Whether you live in a colder climate or not, the warm, sweet spices of pumpkin pie feel like a cozy hug in front of a roaring fireplace any time  of the year.  I was asked to give a whirl at a gluten free pumpkin spice pancake recipe and the cool temperatures this past weekend inspired the perfect opportunity to play around with it!

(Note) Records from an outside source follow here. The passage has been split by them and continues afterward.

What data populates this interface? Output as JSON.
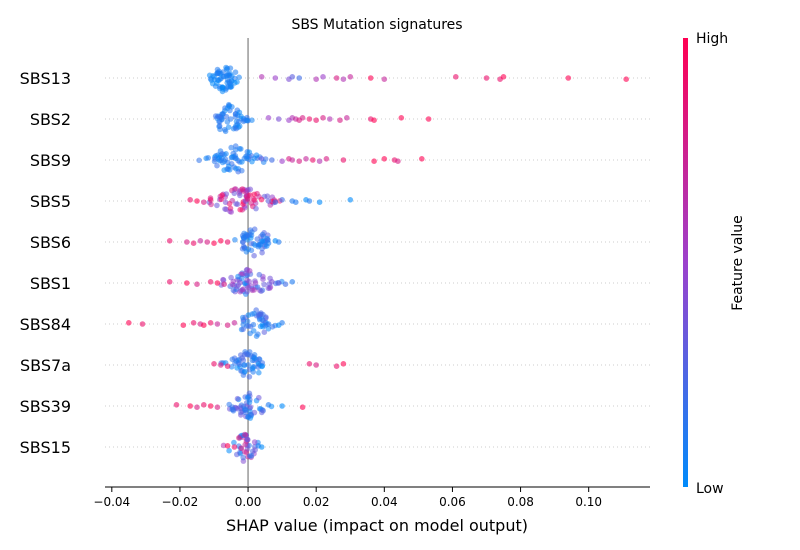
{
  "chart_data": {
    "type": "scatter",
    "subtype": "shap-beeswarm",
    "title": "SBS Mutation signatures",
    "xlabel": "SHAP value (impact on model output)",
    "xlim": [
      -0.042,
      0.118
    ],
    "xticks": [
      -0.04,
      -0.02,
      0.0,
      0.02,
      0.04,
      0.06,
      0.08,
      0.1
    ],
    "xtick_labels": [
      "−0.04",
      "−0.02",
      "0.00",
      "0.02",
      "0.04",
      "0.06",
      "0.08",
      "0.10"
    ],
    "zero_line": 0.0,
    "colorbar": {
      "title": "Feature value",
      "high_label": "High",
      "low_label": "Low",
      "color_high": "#ff0052",
      "color_mid": "#9c41cc",
      "color_low": "#008bfb"
    },
    "features": [
      {
        "name": "SBS13",
        "points": [
          {
            "x": 0.004,
            "v": 0.6
          },
          {
            "x": 0.008,
            "v": 0.5
          },
          {
            "x": 0.012,
            "v": 0.4
          },
          {
            "x": 0.013,
            "v": 0.3
          },
          {
            "x": 0.015,
            "v": 0.2
          },
          {
            "x": 0.02,
            "v": 0.6
          },
          {
            "x": 0.022,
            "v": 0.5
          },
          {
            "x": 0.026,
            "v": 0.8
          },
          {
            "x": 0.028,
            "v": 0.6
          },
          {
            "x": 0.03,
            "v": 0.7
          },
          {
            "x": 0.036,
            "v": 1.0
          },
          {
            "x": 0.04,
            "v": 0.7
          },
          {
            "x": 0.061,
            "v": 0.9
          },
          {
            "x": 0.07,
            "v": 0.9
          },
          {
            "x": 0.074,
            "v": 0.9
          },
          {
            "x": 0.075,
            "v": 1.0
          },
          {
            "x": 0.094,
            "v": 1.0
          },
          {
            "x": 0.111,
            "v": 1.0
          }
        ],
        "cluster": {
          "center": -0.007,
          "spread": 0.0025,
          "count": 60,
          "v_min": 0.0,
          "v_max": 0.12
        }
      },
      {
        "name": "SBS2",
        "points": [
          {
            "x": 0.006,
            "v": 0.5
          },
          {
            "x": 0.009,
            "v": 0.4
          },
          {
            "x": 0.012,
            "v": 0.5
          },
          {
            "x": 0.013,
            "v": 0.6
          },
          {
            "x": 0.014,
            "v": 0.7
          },
          {
            "x": 0.015,
            "v": 0.8
          },
          {
            "x": 0.016,
            "v": 0.8
          },
          {
            "x": 0.018,
            "v": 0.9
          },
          {
            "x": 0.02,
            "v": 0.9
          },
          {
            "x": 0.022,
            "v": 0.8
          },
          {
            "x": 0.024,
            "v": 0.6
          },
          {
            "x": 0.027,
            "v": 0.8
          },
          {
            "x": 0.029,
            "v": 0.7
          },
          {
            "x": 0.036,
            "v": 0.9
          },
          {
            "x": 0.037,
            "v": 1.0
          },
          {
            "x": 0.045,
            "v": 1.0
          },
          {
            "x": 0.053,
            "v": 1.0
          }
        ],
        "cluster": {
          "center": -0.006,
          "spread": 0.003,
          "count": 55,
          "v_min": 0.0,
          "v_max": 0.2
        }
      },
      {
        "name": "SBS9",
        "points": [
          {
            "x": 0.004,
            "v": 0.3
          },
          {
            "x": 0.007,
            "v": 0.2
          },
          {
            "x": 0.01,
            "v": 0.5
          },
          {
            "x": 0.012,
            "v": 0.8
          },
          {
            "x": 0.013,
            "v": 0.7
          },
          {
            "x": 0.015,
            "v": 0.8
          },
          {
            "x": 0.017,
            "v": 0.7
          },
          {
            "x": 0.019,
            "v": 0.9
          },
          {
            "x": 0.021,
            "v": 0.6
          },
          {
            "x": 0.023,
            "v": 0.8
          },
          {
            "x": 0.028,
            "v": 0.9
          },
          {
            "x": 0.037,
            "v": 1.0
          },
          {
            "x": 0.04,
            "v": 1.0
          },
          {
            "x": 0.043,
            "v": 0.9
          },
          {
            "x": 0.044,
            "v": 0.8
          },
          {
            "x": 0.051,
            "v": 1.0
          }
        ],
        "cluster": {
          "center": -0.004,
          "spread": 0.004,
          "count": 65,
          "v_min": 0.0,
          "v_max": 0.2
        }
      },
      {
        "name": "SBS5",
        "points": [
          {
            "x": -0.017,
            "v": 0.9
          },
          {
            "x": -0.015,
            "v": 1.0
          },
          {
            "x": -0.013,
            "v": 0.8
          },
          {
            "x": -0.011,
            "v": 0.9
          },
          {
            "x": 0.006,
            "v": 0.3
          },
          {
            "x": 0.008,
            "v": 0.2
          },
          {
            "x": 0.01,
            "v": 0.2
          },
          {
            "x": 0.013,
            "v": 0.1
          },
          {
            "x": 0.014,
            "v": 0.1
          },
          {
            "x": 0.017,
            "v": 0.0
          },
          {
            "x": 0.018,
            "v": 0.1
          },
          {
            "x": 0.021,
            "v": 0.0
          },
          {
            "x": 0.03,
            "v": 0.0
          }
        ],
        "cluster": {
          "center": -0.002,
          "spread": 0.005,
          "count": 70,
          "v_min": 0.3,
          "v_max": 1.0
        }
      },
      {
        "name": "SBS6",
        "points": [
          {
            "x": -0.023,
            "v": 0.9
          },
          {
            "x": -0.018,
            "v": 0.8
          },
          {
            "x": -0.016,
            "v": 0.9
          },
          {
            "x": -0.014,
            "v": 0.7
          },
          {
            "x": -0.012,
            "v": 0.8
          },
          {
            "x": -0.01,
            "v": 1.0
          },
          {
            "x": -0.008,
            "v": 1.0
          },
          {
            "x": -0.006,
            "v": 0.9
          },
          {
            "x": 0.006,
            "v": 0.1
          },
          {
            "x": 0.008,
            "v": 0.0
          },
          {
            "x": 0.009,
            "v": 0.1
          }
        ],
        "cluster": {
          "center": 0.002,
          "spread": 0.003,
          "count": 55,
          "v_min": 0.0,
          "v_max": 0.3
        }
      },
      {
        "name": "SBS1",
        "points": [
          {
            "x": -0.023,
            "v": 0.9
          },
          {
            "x": -0.018,
            "v": 1.0
          },
          {
            "x": -0.015,
            "v": 0.8
          },
          {
            "x": -0.011,
            "v": 0.9
          },
          {
            "x": -0.009,
            "v": 1.0
          },
          {
            "x": -0.007,
            "v": 0.8
          },
          {
            "x": 0.007,
            "v": 0.4
          },
          {
            "x": 0.009,
            "v": 0.3
          },
          {
            "x": 0.011,
            "v": 0.2
          },
          {
            "x": 0.013,
            "v": 0.1
          }
        ],
        "cluster": {
          "center": 0.0,
          "spread": 0.004,
          "count": 65,
          "v_min": 0.0,
          "v_max": 0.6
        }
      },
      {
        "name": "SBS84",
        "points": [
          {
            "x": -0.035,
            "v": 1.0
          },
          {
            "x": -0.031,
            "v": 0.9
          },
          {
            "x": -0.019,
            "v": 1.0
          },
          {
            "x": -0.016,
            "v": 0.9
          },
          {
            "x": -0.014,
            "v": 0.8
          },
          {
            "x": -0.013,
            "v": 1.0
          },
          {
            "x": -0.011,
            "v": 0.9
          },
          {
            "x": -0.009,
            "v": 0.7
          },
          {
            "x": -0.006,
            "v": 0.8
          },
          {
            "x": -0.004,
            "v": 0.7
          },
          {
            "x": 0.006,
            "v": 0.1
          },
          {
            "x": 0.009,
            "v": 0.0
          },
          {
            "x": 0.01,
            "v": 0.1
          }
        ],
        "cluster": {
          "center": 0.002,
          "spread": 0.003,
          "count": 45,
          "v_min": 0.0,
          "v_max": 0.3
        }
      },
      {
        "name": "SBS7a",
        "points": [
          {
            "x": -0.01,
            "v": 0.9
          },
          {
            "x": -0.008,
            "v": 0.8
          },
          {
            "x": -0.006,
            "v": 0.9
          },
          {
            "x": 0.018,
            "v": 0.9
          },
          {
            "x": 0.02,
            "v": 0.8
          },
          {
            "x": 0.026,
            "v": 0.9
          },
          {
            "x": 0.028,
            "v": 1.0
          }
        ],
        "cluster": {
          "center": 0.0,
          "spread": 0.003,
          "count": 55,
          "v_min": 0.0,
          "v_max": 0.25
        }
      },
      {
        "name": "SBS39",
        "points": [
          {
            "x": -0.021,
            "v": 0.9
          },
          {
            "x": -0.017,
            "v": 1.0
          },
          {
            "x": -0.015,
            "v": 0.8
          },
          {
            "x": -0.013,
            "v": 0.9
          },
          {
            "x": -0.011,
            "v": 1.0
          },
          {
            "x": -0.009,
            "v": 0.8
          },
          {
            "x": 0.006,
            "v": 0.1
          },
          {
            "x": 0.01,
            "v": 0.0
          },
          {
            "x": 0.016,
            "v": 1.0
          }
        ],
        "cluster": {
          "center": 0.0,
          "spread": 0.003,
          "count": 50,
          "v_min": 0.0,
          "v_max": 0.4
        }
      },
      {
        "name": "SBS15",
        "points": [
          {
            "x": -0.006,
            "v": 1.0
          },
          {
            "x": -0.004,
            "v": 0.9
          },
          {
            "x": -0.002,
            "v": 0.8
          },
          {
            "x": 0.003,
            "v": 0.1
          },
          {
            "x": 0.004,
            "v": 0.0
          }
        ],
        "cluster": {
          "center": -0.001,
          "spread": 0.0025,
          "count": 40,
          "v_min": 0.0,
          "v_max": 0.9
        }
      }
    ]
  }
}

Boom! Fluffy on the inside with a delicately crispy crust.  These pancakes were incredible.  So incredible that I forgot to snap a picture before slathering my pancakes in peanut butter and toasted walnuts.  #sorrynotsorry


Makes 12 pancakes

Wet ingredients:

  • ½ cup pumpkin puree
  • 2 cups plant milk
  • 1 tbsp apple cider vinegar
  • 1 tbsp raw or coconut sugar

Dry ingredients:

  • ½ cup buckwheat flour
  • 1 cup brown rice flour
  • 2 tbsp arrowroot flour
  • 1 tsp baking soda
  • ¼ tsp salt
  • ⅛ xantham gum   optional – gives a nice thicker consistency
  • ½ tsp pumpkin pie spice (or use cinnamon)
  • ¼ tsp ground allspice
  • ¼ tsp ground clove
  • avocado oil, for frying

 

Directions:

1. Whisk together all of the wet ingredients in a large glass bowl and set aside.

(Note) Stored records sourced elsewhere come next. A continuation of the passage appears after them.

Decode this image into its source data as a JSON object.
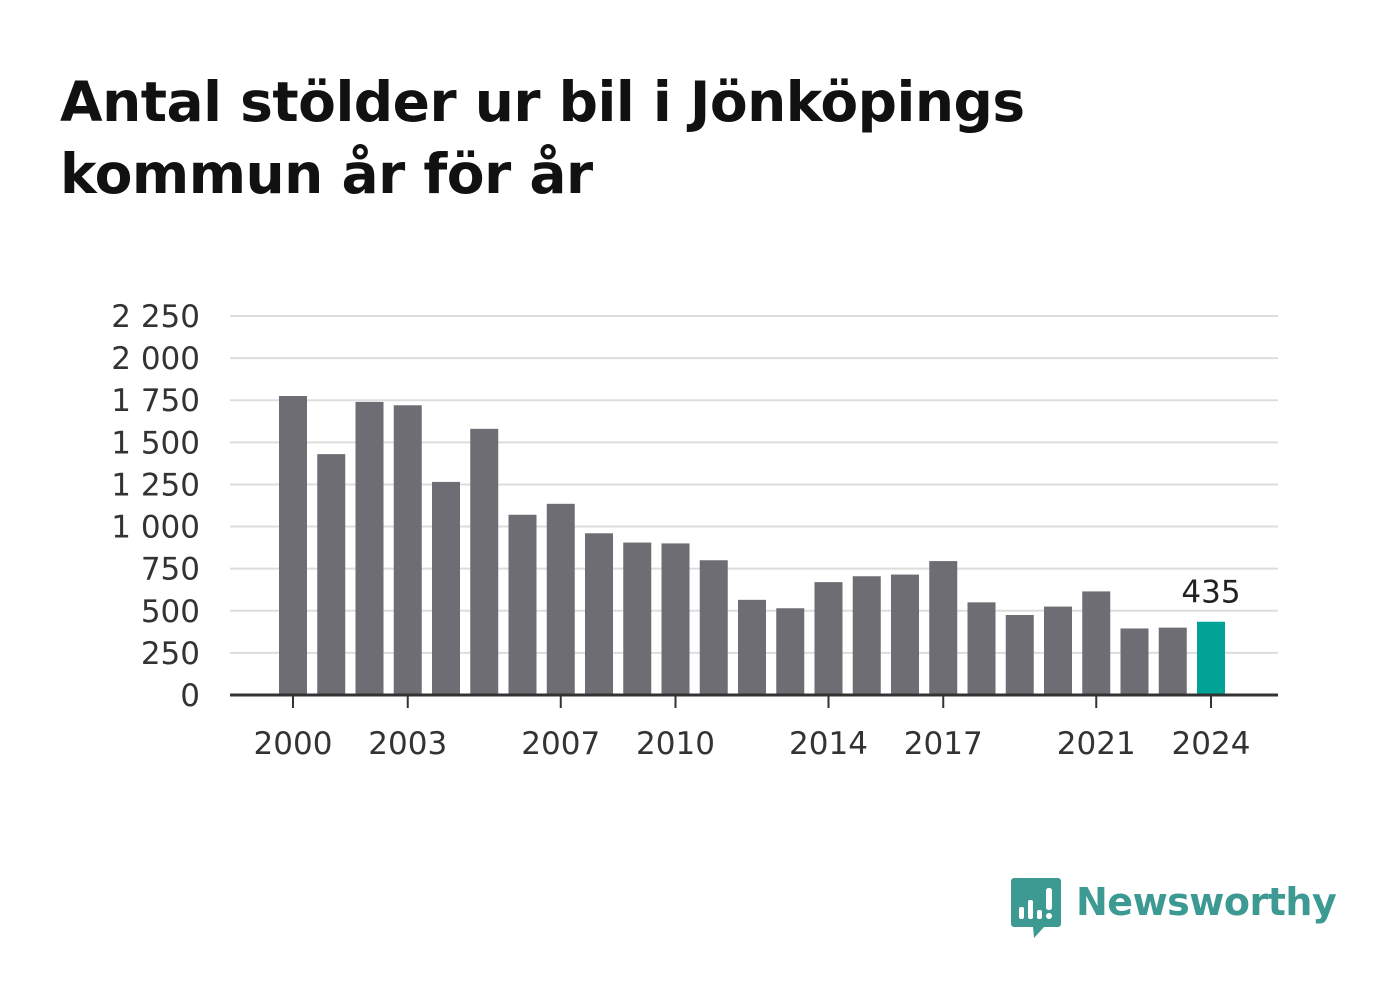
{
  "title": "Antal stölder ur bil i Jönköpings kommun år för år",
  "brand": {
    "name": "Newsworthy",
    "icon": "newsworthy-logo-icon",
    "color": "#3d9a92"
  },
  "colors": {
    "bar": "#6e6d73",
    "highlight": "#00a396",
    "grid": "#dddddd",
    "axis": "#333333"
  },
  "chart_data": {
    "type": "bar",
    "title": "Antal stölder ur bil i Jönköpings kommun år för år",
    "xlabel": "",
    "ylabel": "",
    "categories": [
      "2000",
      "2001",
      "2002",
      "2003",
      "2004",
      "2005",
      "2006",
      "2007",
      "2008",
      "2009",
      "2010",
      "2011",
      "2012",
      "2013",
      "2014",
      "2015",
      "2016",
      "2017",
      "2018",
      "2019",
      "2020",
      "2021",
      "2022",
      "2023",
      "2024"
    ],
    "values": [
      1775,
      1430,
      1740,
      1720,
      1265,
      1580,
      1070,
      1135,
      960,
      905,
      900,
      800,
      565,
      515,
      670,
      705,
      715,
      795,
      550,
      475,
      525,
      615,
      395,
      400,
      435
    ],
    "x_tick_labels": [
      "2000",
      "2003",
      "2007",
      "2010",
      "2014",
      "2017",
      "2021",
      "2024"
    ],
    "y_ticks": [
      0,
      250,
      500,
      750,
      1000,
      1250,
      1500,
      1750,
      2000,
      2250
    ],
    "y_tick_labels": [
      "0",
      "250",
      "500",
      "750",
      "1 000",
      "1 250",
      "1 500",
      "1 750",
      "2 000",
      "2 250"
    ],
    "ylim": [
      0,
      2250
    ],
    "grid": true,
    "highlight_category": "2024",
    "annotations": [
      {
        "category": "2024",
        "text": "435"
      }
    ]
  }
}
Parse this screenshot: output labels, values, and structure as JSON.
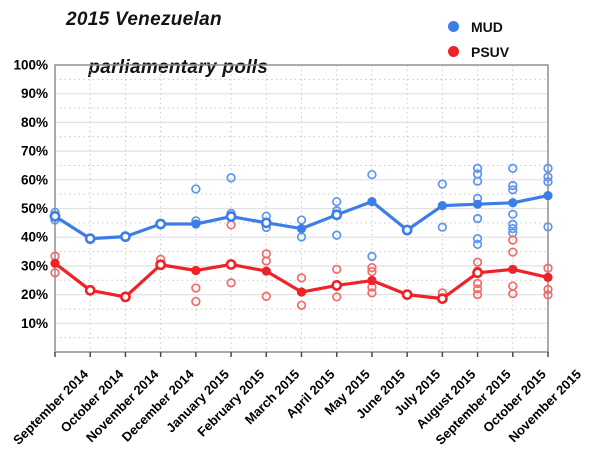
{
  "title_lines": [
    "2015 Venezuelan",
    "parliamentary polls"
  ],
  "legend": [
    {
      "label": "MUD",
      "color": "#3d7de8"
    },
    {
      "label": "PSUV",
      "color": "#ee2227"
    }
  ],
  "colors": {
    "mud": "#3d7de8",
    "mud_scatter": "#5f95ee",
    "psuv": "#ee2227",
    "psuv_scatter": "#f26b6b",
    "grid_major": "#e2e2e2",
    "grid_minor": "#c8c8c8",
    "border": "#8f8f8f",
    "tick": "#4a4a4a",
    "text": "#000000"
  },
  "chart_data": {
    "type": "line",
    "title": "2015 Venezuelan parliamentary polls",
    "categories": [
      "September 2014",
      "October 2014",
      "November 2014",
      "December 2014",
      "January 2015",
      "February 2015",
      "March 2015",
      "April 2015",
      "May 2015",
      "June 2015",
      "July 2015",
      "August 2015",
      "September 2015",
      "October 2015",
      "November 2015"
    ],
    "ylim": [
      0,
      100
    ],
    "grid": true,
    "legend_position": "top-right",
    "y_ticks": [
      {
        "value": 100,
        "label": "100%"
      },
      {
        "value": 90,
        "label": "90%"
      },
      {
        "value": 80,
        "label": "80%"
      },
      {
        "value": 70,
        "label": "70%"
      },
      {
        "value": 60,
        "label": "60%"
      },
      {
        "value": 50,
        "label": "50%"
      },
      {
        "value": 40,
        "label": "40%"
      },
      {
        "value": 30,
        "label": "30%"
      },
      {
        "value": 20,
        "label": "20%"
      },
      {
        "value": 10,
        "label": "10%"
      }
    ],
    "series": [
      {
        "name": "MUD trend",
        "color_key": "mud",
        "values": [
          47.3,
          39.5,
          40.2,
          44.6,
          44.6,
          47.2,
          45.0,
          43.0,
          47.8,
          52.4,
          42.5,
          51.0,
          51.5,
          52.0,
          54.5
        ],
        "filled": [
          false,
          false,
          false,
          false,
          true,
          false,
          false,
          true,
          false,
          true,
          false,
          true,
          true,
          true,
          true
        ]
      },
      {
        "name": "PSUV trend",
        "color_key": "psuv",
        "values": [
          30.9,
          21.5,
          19.2,
          30.4,
          28.4,
          30.5,
          28.2,
          20.9,
          23.2,
          24.9,
          20.0,
          18.6,
          27.6,
          28.8,
          26.0
        ],
        "filled": [
          true,
          false,
          false,
          false,
          true,
          false,
          true,
          true,
          false,
          true,
          false,
          false,
          false,
          true,
          true
        ]
      }
    ],
    "scatter": [
      {
        "name": "MUD polls",
        "color_key": "mud_scatter",
        "points": [
          [
            0,
            48.7
          ],
          [
            0,
            46.0
          ],
          [
            4,
            56.8
          ],
          [
            4,
            45.7
          ],
          [
            5,
            60.7
          ],
          [
            5,
            48.3
          ],
          [
            6,
            47.3
          ],
          [
            6,
            43.4
          ],
          [
            7,
            46.0
          ],
          [
            7,
            40.1
          ],
          [
            8,
            52.4
          ],
          [
            8,
            49.2
          ],
          [
            8,
            40.7
          ],
          [
            9,
            61.8
          ],
          [
            9,
            33.3
          ],
          [
            11,
            58.5
          ],
          [
            11,
            43.5
          ],
          [
            12,
            64.0
          ],
          [
            12,
            62.0
          ],
          [
            12,
            59.5
          ],
          [
            12,
            53.5
          ],
          [
            12,
            46.5
          ],
          [
            12,
            39.5
          ],
          [
            12,
            37.5
          ],
          [
            13,
            64.0
          ],
          [
            13,
            58.0
          ],
          [
            13,
            56.5
          ],
          [
            13,
            48.0
          ],
          [
            13,
            44.5
          ],
          [
            13,
            43.0
          ],
          [
            13,
            41.5
          ],
          [
            14,
            64.0
          ],
          [
            14,
            61.0
          ],
          [
            14,
            59.3
          ],
          [
            14,
            43.6
          ]
        ]
      },
      {
        "name": "PSUV polls",
        "color_key": "psuv_scatter",
        "points": [
          [
            0,
            33.4
          ],
          [
            0,
            27.6
          ],
          [
            3,
            32.3
          ],
          [
            4,
            22.3
          ],
          [
            4,
            17.6
          ],
          [
            5,
            44.3
          ],
          [
            5,
            24.1
          ],
          [
            6,
            34.2
          ],
          [
            6,
            31.7
          ],
          [
            6,
            19.4
          ],
          [
            7,
            25.8
          ],
          [
            7,
            16.3
          ],
          [
            8,
            28.8
          ],
          [
            8,
            19.2
          ],
          [
            9,
            29.4
          ],
          [
            9,
            28.0
          ],
          [
            9,
            22.6
          ],
          [
            9,
            20.6
          ],
          [
            11,
            20.6
          ],
          [
            12,
            31.3
          ],
          [
            12,
            28.2
          ],
          [
            12,
            23.9
          ],
          [
            12,
            22.0
          ],
          [
            12,
            20.0
          ],
          [
            13,
            39.0
          ],
          [
            13,
            34.8
          ],
          [
            13,
            23.0
          ],
          [
            13,
            20.3
          ],
          [
            14,
            29.2
          ],
          [
            14,
            21.8
          ],
          [
            14,
            19.9
          ]
        ]
      }
    ]
  }
}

2. In a separate bowl, whisk together all of the dry ingredients and set aside.

3. Get a large pan heating over medium heat and add about ½ tbsp avocado oil to coat the bottom of the pan.  Preheat your oven to 250F and place a cookie tray or baking tray in the oven so keep cooked pancakes warm while others cook.

4. Use a smaller ladle to scoop evenly sized portions of batter into the hot pan, fitting three or four pancakes into the pan each time.  Let the heat cook through, until you start to see bubbles on top indicating the steaming action cooking the inside of the pancake – about 3 minutes.

5. Use a spatula to check that the underside of your first pancake is perfectly golden brown before flipping all your pancakes.  Let them cook for an additional 2 or 3 minutes on the other side.

6. Transfer your finished pancakes into your warm oven.  Add another ½ tbsp avocado oil to coat the bottom of the hot pan.

7. Repeat steps 4, 5, and 6 until all of the batter has been used.

8. Serve hot topped with nut/seed butters, toasted nuts/seeds, and/or maple syrup!